В. Тимм. Могила В.Г. Белинского на Волковом кладбище. 1862 г.
Чтение письма Белинского к Гоголю – единственное «официальное» выступление Достоевского на «пятницах» в Коломне. И фактически – единственная против него серьёзная улика. (О втором обвинении будет сказано ниже.)
Ему не повезло. Антонелли, присутствовавший на семи вечерах (с 11 марта по 22 апреля), только на двух из них (1 и 15 апреля) застаёт Достоевского. И именно в последнее своё посещение Достоевский становится главным действующим лицом.
Н.В. Гоголь
Имена Гоголя и Белинского вновь обозначат для него поворот судьбы.
«Вообще я человек неразговорчивый, – заметит он в своих показаниях, – и не люблю громко говорить там, где есть мне незнакомые»[87].
«Говорил он всегда мало и тихо…»[88] – подтверждает Ястржембский.

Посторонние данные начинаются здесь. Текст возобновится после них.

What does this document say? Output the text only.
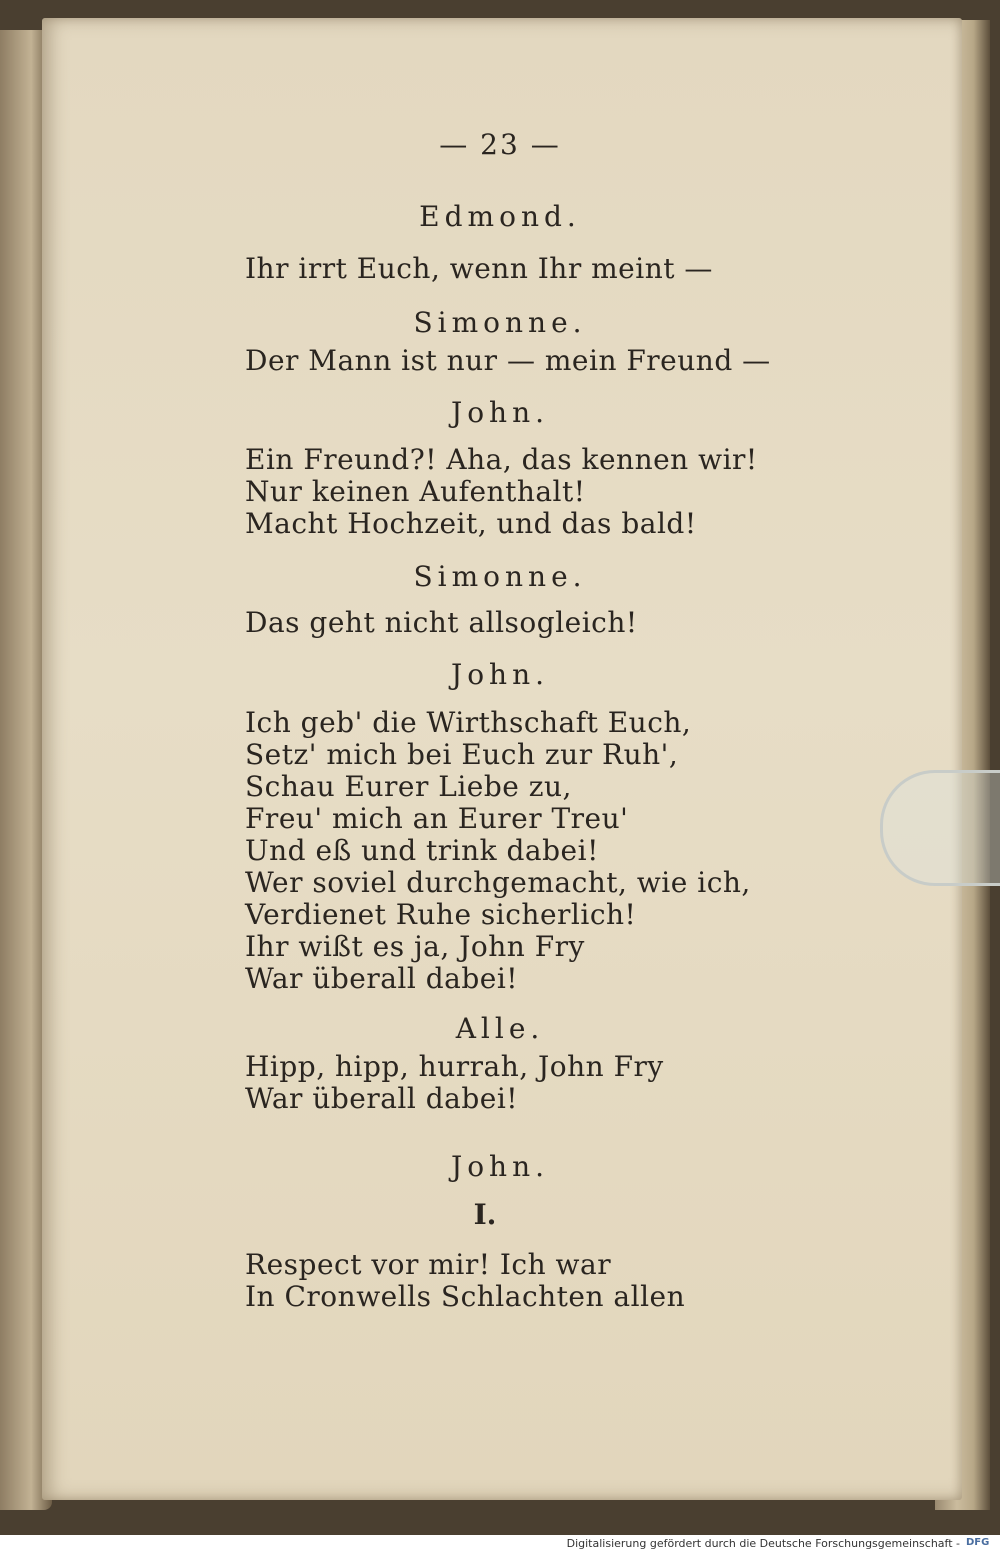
— 23 —
Edmond.
Ihr irrt Euch, wenn Ihr meint —
Simonne.
Der Mann ist nur — mein Freund —
John.
Ein Freund?! Aha, das kennen wir!
Nur keinen Aufenthalt!
Macht Hochzeit, und das bald!
Simonne.
Das geht nicht allsogleich!
John.
Ich geb' die Wirthschaft Euch,
Setz' mich bei Euch zur Ruh',
Schau Eurer Liebe zu,
Freu' mich an Eurer Treu'
Und eß und trink dabei!
Wer soviel durchgemacht, wie ich,
Verdienet Ruhe sicherlich!
Ihr wißt es ja, John Fry
War überall dabei!
Alle.
Hipp, hipp, hurrah, John Fry
War überall dabei!
John.
I.
Respect vor mir! Ich war
In Cronwells Schlachten allen
Digitalisierung gefördert durch die Deutsche Forschungsgemeinschaft - DFG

Действительно: по сравнению с другими участниками «пятниц» – такими, например, как тот же Ястржембский, Тимковский, Толль, Ахшарумов, которые произносят речи и оглашают заранее составленные рефераты, – Достоевский ведёт себя достаточно скромно. Трудно представить, чтобы он читал у Петрашевского отрывки из своих повестей, как об этом уверенно сообщает один из нечасто появлявшихся на «пятницах» мемуаристов.
Не уклоняясь от участия в общей беседе, он всё же предпочитает «говорить один на один». Молчаливостью и скрытностью, этими защитными своими чертами, он напоминает одному из свидетелей истого заговорщика.
(Образ, как обычно, двоится, ибо другой мемуарист, напротив, различает в нём черты умеренности и законопослушания.)
Он оживляется, если речь заходит о литературе. Горячо вступается за Крылова, когда Петрашевский отказывает баснописцу в праве зваться великим художником. Очевидно, он отстаивает в спорах с хозяином дома и свою «манеру писания». Он не скроет от следователей, что нелестно отзывался о цензуре: её бдительное невежество, по его скромному разумению, достигает размеров, невыгодных для видов правительства.
Друзья Петрашевского ратуют за свободу тиснения, власть – за свободу теснения: можно предположить, что посетителям дома в Коломне приходил в голову этот незатейливый каламбур.
«При мне говорил Достоевский об изящном»[89], – признается один из подследственных, полагая, что такое признание ничем не сможет повредить говорившему.
Рассказ Достоевского о том, как был прогнан сквозь строй фельдфебель Финляндского полка, к разряду «изящного» отнести трудно. Равно как и приводимые Пальмом слова – когда при обсуждении различных возможностей эмансипации крестьян автор «Бедных людей» «со своей обычною впечатлительностью» воскликнул: «Так хотя бы через восстание!»[90] Иные из позднейших интерпретаторов приняли этот душевный порыв за обдуманную политическую программу – с чем, заметим, не замедлили бы согласиться и члены Следственной комиссии, буде указанное восклицание им ведомо.
Без сомнения, заинтересовало бы членов Комиссии и лестное предположение дочери Достоевского, Любови Фёдоровны, что Петрашевский, «которому были известны ум, мужество и нравственная сила» её отца, предназначал для него «одну из первых ролей в будущей республике»[91]. Но следователям, слава Богу, подобные мысли не пришли в голову.
Да, он был молчалив, но когда одушевлялся, говорил замечательно. Недаром его одноделец свидетельствует, что «страстная натура» Достоевского производила на слушателей «ошеломляющее действие».
Именно такое действие произвело чтение письма Белинского Гоголю (что довольно живо изобразил Антонелли, упорно именующий оратора Петром: просвещённый Липранди собственноручно исправит ошибку). Достоевский мог уверять Комиссию, что оглашённый им документ занимал его исключительно как достойный внимания литературный памятник, который «никого не может привести в соблазн»; что при чтении письма сам чтец ни жестом, ни голосом не обнаружил своего одобрения. Все эти оправдания были излишни: текст говорил сам за себя [92].
88
Биография, письма и заметки из записной книжки Ф. М. Достоевского. СПб., 1883. (Далее – Биография.) С. 95.
92
Список письма прислал из Москвы А. Н. Плещеев, который, натурально, объявит Комиссии, что нашёл его в сундуке покойного дядюшки. Очевидно, этот документ, написанный ещё летом 1847 года и ходивший в кругу друзей Белинского, не был знаком Достоевскому: он уже не принадлежит к «нашим» (как именовал он некогда этот круг).